Technology & Project Management tips and tricks: Data Cleaning, Normalization, and Enhancement

Sunday, December 20, 2020

Data Cleaning, Normalization, and Enhancement

Data cleaning, normalization, and enhancement techniques aim to address the quality of data sets. This can be measured in a number of ways; we will define each of them below by referring to the concepts we have seen in the previous sections.

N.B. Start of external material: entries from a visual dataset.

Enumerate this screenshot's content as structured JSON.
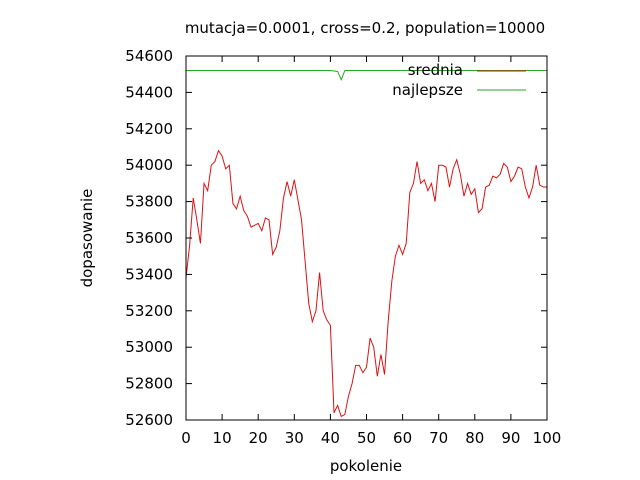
{
  "chart_data": {
    "type": "line",
    "title": "mutacja=0.0001, cross=0.2, population=10000",
    "xlabel": "pokolenie",
    "ylabel": "dopasowanie",
    "xlim": [
      0,
      100
    ],
    "ylim": [
      52600,
      54600
    ],
    "xticks": [
      "0",
      "10",
      "20",
      "30",
      "40",
      "50",
      "60",
      "70",
      "80",
      "90",
      "100"
    ],
    "yticks": [
      "52600",
      "52800",
      "53000",
      "53200",
      "53400",
      "53600",
      "53800",
      "54000",
      "54200",
      "54400",
      "54600"
    ],
    "grid": false,
    "legend_position": "top-right",
    "series": [
      {
        "name": "srednia",
        "color": "#dd1111",
        "x": [
          0,
          1,
          2,
          3,
          4,
          5,
          6,
          7,
          8,
          9,
          10,
          11,
          12,
          13,
          14,
          15,
          16,
          17,
          18,
          19,
          20,
          21,
          22,
          23,
          24,
          25,
          26,
          27,
          28,
          29,
          30,
          31,
          32,
          33,
          34,
          35,
          36,
          37,
          38,
          39,
          40,
          41,
          42,
          43,
          44,
          45,
          46,
          47,
          48,
          49,
          50,
          51,
          52,
          53,
          54,
          55,
          56,
          57,
          58,
          59,
          60,
          61,
          62,
          63,
          64,
          65,
          66,
          67,
          68,
          69,
          70,
          71,
          72,
          73,
          74,
          75,
          76,
          77,
          78,
          79,
          80,
          81,
          82,
          83,
          84,
          85,
          86,
          87,
          88,
          89,
          90,
          91,
          92,
          93,
          94,
          95,
          96,
          97,
          98,
          99,
          100
        ],
        "y": [
          53380,
          53560,
          53820,
          53700,
          53570,
          53900,
          53860,
          54000,
          54020,
          54080,
          54050,
          53980,
          54000,
          53790,
          53760,
          53830,
          53750,
          53720,
          53660,
          53670,
          53680,
          53640,
          53710,
          53700,
          53510,
          53550,
          53640,
          53820,
          53910,
          53830,
          53920,
          53810,
          53700,
          53470,
          53240,
          53140,
          53200,
          53410,
          53200,
          53150,
          53120,
          52640,
          52680,
          52620,
          52630,
          52730,
          52800,
          52900,
          52900,
          52860,
          52890,
          53050,
          53000,
          52840,
          52960,
          52850,
          53140,
          53360,
          53500,
          53560,
          53510,
          53570,
          53850,
          53900,
          54020,
          53900,
          53920,
          53860,
          53900,
          53800,
          54000,
          54000,
          53990,
          53880,
          53980,
          54030,
          53950,
          53830,
          53900,
          53840,
          53870,
          53740,
          53760,
          53880,
          53890,
          53940,
          53930,
          53950,
          54010,
          53990,
          53910,
          53940,
          53990,
          53980,
          53880,
          53820,
          53880,
          54000,
          53890,
          53880,
          53880
        ]
      },
      {
        "name": "najlepsze",
        "color": "#22aa22",
        "x": [
          0,
          10,
          20,
          30,
          40,
          42,
          43,
          44,
          50,
          60,
          70,
          80,
          90,
          100
        ],
        "y": [
          54520,
          54520,
          54520,
          54520,
          54520,
          54515,
          54470,
          54520,
          54520,
          54520,
          54520,
          54520,
          54520,
          54520
        ]
      }
    ]
  }
}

Validity refers to whether the values in the data set are of acceptable data types (e.g., integer, fractional number, or text), fall within acceptable ranges (e.g., between 0 and 100), are from an approved list of options (e.g., "Approved" or "Rejected"), are non-empty, and so on.
Consistency refers to whether there are contradictory entries within a single data set or across data sets (e.g., if the same customer identifier is associated with different values in the an address column).
Uniformity refers to whether the values found in records represent measurements in the same units (within the data set or across data sets).
Accuracy refers to how well the values in each record represent the properties of the real-world object to which the record corresponds. In general, improving accuracy requires some external reference against which the data can be compared.
Completeness refers to whether there are any missing values in the records. Missing data is very difficult to replace without going back and collecting it again; however, it is possible to introduce new values (such as "Unknown") as placeholders that reflect the fact that information is missing.